Rabies is a viral illness that may be passed to humans by many types of mammals including skunks, dogs, cats, bats, raccoons, and foxes. In the past 18 months, over 150 rabid wild animals have been captured from 27 Colorado counties, including an infected mule deer and an infected muskrat. Currently skunks are considered the main reservoir of rabies in Colorado. Animals infected with rabies may be very aggressive or unusually passive. Be wary of an animal that doesn’t flee when approached.

How to Decrease Your Risk
It is very important to avoid contact with wild animals and to teach children to avoid contact. They should know never approach an animal in the wild or attempt to catch or pick up a bat that may enter a building. Encounters with rabid animals can lead to rabies infection. Once the symptoms of rabies infection appear, the disease is almost always fatal.  The vaccine, used in combination with rabies immune globulin, is highly effective in preventing infection, but requires five injections given at four separate clinic visits at a cost of over $1,500.  Avoiding contact is by far the better choice! 

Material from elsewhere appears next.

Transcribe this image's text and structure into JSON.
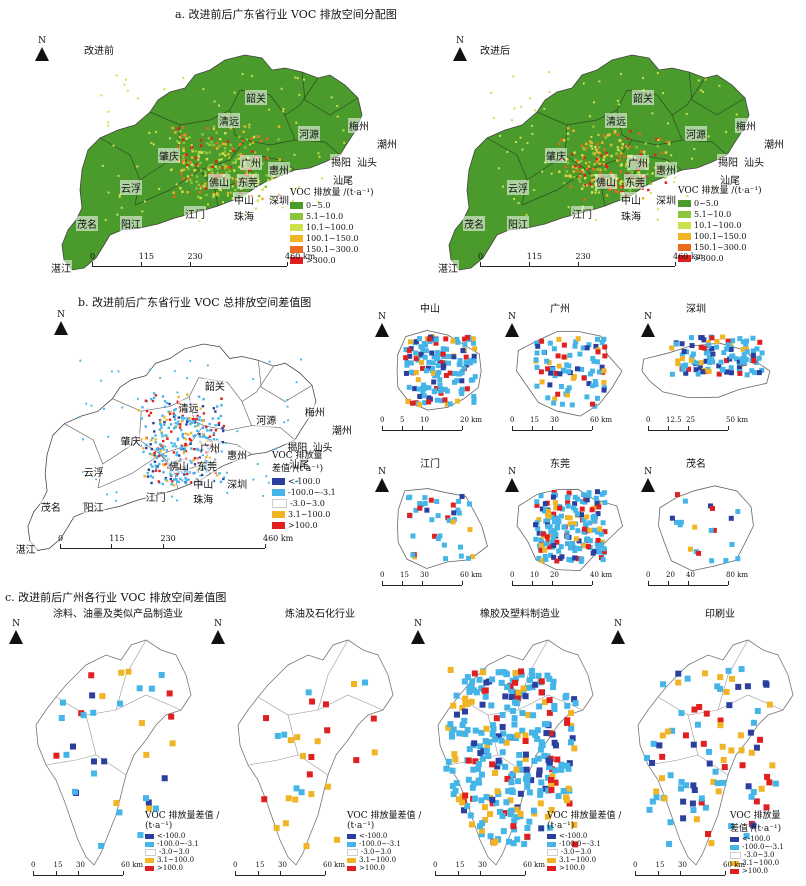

Other strategies to decrease risk include:
  • Keep your pet’s rabies shots current
  • Feed pets indoors and never leave pet food outside where it can attract wild animals
  • Tightly close garbage cans and feed bins
  • Seal openings in homes, sheds, or barns where bats can enter
  • Remember:  Don't feed wild animals including the cute deer, fox, and raccoon! Teach children not to feed or handle wild animals.